The national chamber of private businesses warned the legislature that the lack of secure property rights was forcing investors to send money abroad. The Congress should, it said, "make it clear that property is a citizen's basic right and give state protection to citizens' legitimate private property rights."

A group of 30 legislators from Guangdong, the booming southeastern coastal province, called for a constitutional amendment making private property "sacrosanct and inviolable." Other legislators called for special laws to protect and encourage private businesses. Government officials have made it clear that there will be no such amendment during this year's session.

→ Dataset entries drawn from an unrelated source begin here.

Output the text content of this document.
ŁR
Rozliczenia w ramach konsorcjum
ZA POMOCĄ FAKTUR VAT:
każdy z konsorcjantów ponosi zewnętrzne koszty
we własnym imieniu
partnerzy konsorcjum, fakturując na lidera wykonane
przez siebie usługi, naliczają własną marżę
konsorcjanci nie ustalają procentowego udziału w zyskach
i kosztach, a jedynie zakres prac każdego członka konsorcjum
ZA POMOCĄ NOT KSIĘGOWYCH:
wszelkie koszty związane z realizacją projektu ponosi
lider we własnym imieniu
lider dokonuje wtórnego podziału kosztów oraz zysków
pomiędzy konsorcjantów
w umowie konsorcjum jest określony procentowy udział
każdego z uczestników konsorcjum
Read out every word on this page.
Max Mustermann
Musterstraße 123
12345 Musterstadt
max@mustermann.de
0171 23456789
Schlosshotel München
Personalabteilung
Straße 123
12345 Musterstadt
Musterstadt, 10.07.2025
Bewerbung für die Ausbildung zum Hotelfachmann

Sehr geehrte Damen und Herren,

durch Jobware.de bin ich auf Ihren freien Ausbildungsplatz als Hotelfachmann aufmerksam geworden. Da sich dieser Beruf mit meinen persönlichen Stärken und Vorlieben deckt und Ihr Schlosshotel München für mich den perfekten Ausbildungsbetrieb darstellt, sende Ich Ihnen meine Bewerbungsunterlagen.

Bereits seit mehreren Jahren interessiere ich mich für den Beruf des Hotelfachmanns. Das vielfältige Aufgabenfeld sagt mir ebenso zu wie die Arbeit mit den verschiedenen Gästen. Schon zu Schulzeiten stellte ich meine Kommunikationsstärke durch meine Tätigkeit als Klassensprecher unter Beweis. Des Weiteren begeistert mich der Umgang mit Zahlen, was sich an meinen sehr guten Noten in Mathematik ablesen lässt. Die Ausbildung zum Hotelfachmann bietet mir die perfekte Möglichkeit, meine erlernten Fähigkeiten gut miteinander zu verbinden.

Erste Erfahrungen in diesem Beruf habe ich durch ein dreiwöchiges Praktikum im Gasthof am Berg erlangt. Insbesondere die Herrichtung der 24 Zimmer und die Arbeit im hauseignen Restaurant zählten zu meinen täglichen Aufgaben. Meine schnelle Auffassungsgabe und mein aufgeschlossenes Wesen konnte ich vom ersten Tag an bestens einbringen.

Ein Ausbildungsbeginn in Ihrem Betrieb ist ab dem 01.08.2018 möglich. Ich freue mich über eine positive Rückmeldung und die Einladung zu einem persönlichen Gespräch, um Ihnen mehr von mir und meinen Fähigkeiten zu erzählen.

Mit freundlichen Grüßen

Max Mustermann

Several of the business representatives attending said they expected that an amendment would be passed in the next couple of years.

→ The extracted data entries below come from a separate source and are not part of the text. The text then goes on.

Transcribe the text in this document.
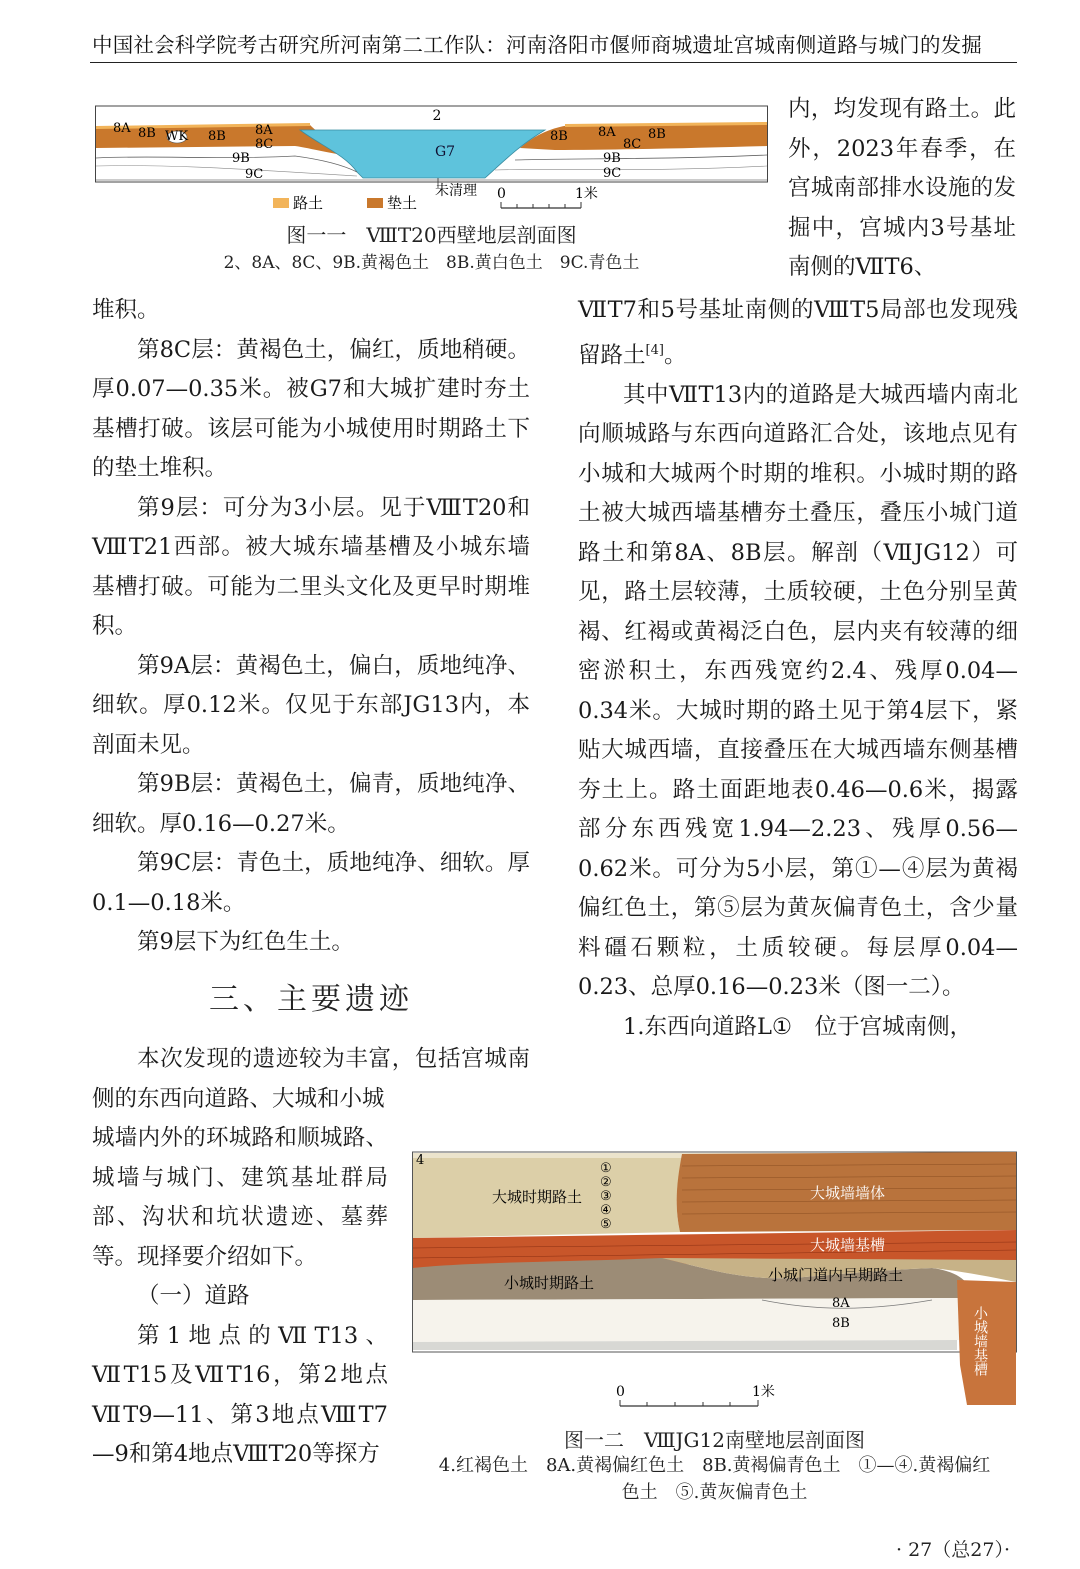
中国社会科学院考古研究所河南第二工作队：河南洛阳市偃师商城遗址宫城南侧道路与城门的发掘
2
8A 8B WK 8B 8A
8C
9B
9C
G7
8B 8A
8C
8B
9B
9C
未清理
路土	垫土	0	1米
图一一　ⅧT20西壁地层剖面图
2、8A、8C、9B.黄褐色土　8B.黄白色土　9C.青色土

内，均发现有路土。此外，2023年春季，在宫城南部排水设施的发掘中，宫城内3号基址南侧的ⅦT6、

堆积。

第8C层：黄褐色土，偏红，质地稍硬。厚0.07—0.35米。被G7和大城扩建时夯土基槽打破。该层可能为小城使用时期路土下的垫土堆积。

第9层：可分为3小层。见于ⅧT20和ⅧT21西部。被大城东墙基槽及小城东墙基槽打破。可能为二里头文化及更早时期堆积。

第9A层：黄褐色土，偏白，质地纯净、细软。厚0.12米。仅见于东部JG13内，本剖面未见。

第9B层：黄褐色土，偏青，质地纯净、细软。厚0.16—0.27米。

第9C层：青色土，质地纯净、细软。厚0.1—0.18米。

第9层下为红色生土。

三、主要遗迹

本次发现的遗迹较为丰富，包括宫城南侧的东西向道路、大城和小城

城墙内外的环城路和顺城路、城墙与城门、建筑基址群局部、沟状和坑状遗迹、墓葬等。现择要介绍如下。

（一）道路

第1地点的ⅦT13、ⅦT15及ⅦT16，第2地点ⅦT9—11、第3地点ⅧT7—9和第4地点ⅧT20等探方

ⅦT7和5号基址南侧的ⅧT5局部也发现残留路土[4]。

其中ⅦT13内的道路是大城西墙内南北向顺城路与东西向道路汇合处，该地点见有小城和大城两个时期的堆积。小城时期的路土被大城西墙基槽夯土叠压，叠压小城门道路土和第8A、8B层。解剖（ⅦJG12）可见，路土层较薄，土质较硬，土色分别呈黄褐、红褐或黄褐泛白色，层内夹有较薄的细密淤积土，东西残宽约2.4、残厚0.04—0.34米。大城时期的路土见于第4层下，紧贴大城西墙，直接叠压在大城西墙东侧基槽夯土上。路土面距地表0.46—0.6米，揭露部分东西残宽1.94—2.23、残厚0.56—0.62米。可分为5小层，第①—④层为黄褐偏红色土，第⑤层为黄灰偏青色土，含少量料礓石颗粒，土质较硬。每层厚0.04—0.23、总厚0.16—0.23米（图一二）。

1.东西向道路L①　位于宫城南侧，

4
①
②
③
④
⑤
大城时期路土	大城墙墙体
大城墙基槽
小城门道内早期路土
小城时期路土
8A
8B	小城墙基槽
0	1米
图一二　ⅧJG12南壁地层剖面图
4.红褐色土　8A.黄褐偏红色土　8B.黄褐偏青色土　①—④.黄褐偏红
色土　⑤.黄灰偏青色土
· 27（总27）·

One who lobbied for stronger legal protection of private property was Lou Zhongfu, a building entrepreneur from Zhejiang Province, south of Shanghai. In an interview, he explained that private businesses wanted the long-term security that clearer legal recognition would provide.

He added that representatives from the business world had also lobbied for more favorable policies from the government, especially more bank credit, much of which is currently directed to supporting government-owned factories.

Mr. Lou, 50, a short, rough-hewn man with a junior high school education, parlayed a small rural business into a huge private fortune during the 1990's. Like many other capitalist delegates, he juggles membership of the Communist Party and a distrust of sweeping political change with a robustly hands-off vision of the government's role in the economy.

"The government's functions have to change," Mr. Lou said. "It mustn't dominate and control the market. A private economy needs rule of law, not commands."

There are 133 bosses of private enterprise in the Congress, according to a senior government official. That is a sliver of the total of nearly 3,000 representatives, a great majority of whom are government officials and Communist Party members, but it is nearly three times the number in the last Congress. A new Congress is chosen every five years.

Capitalist legislators are concentrated in China's richest, most influential provinces. One representative at the Congress, Su Zengfu, 62, is the founder and chairman of Supor, a company with 3,800 employees that sold $120 million of pots and rice cookers last year.

"America is strong because its private corporations are strong," Mr. Su said, "and China is inevitably headed in the same direction."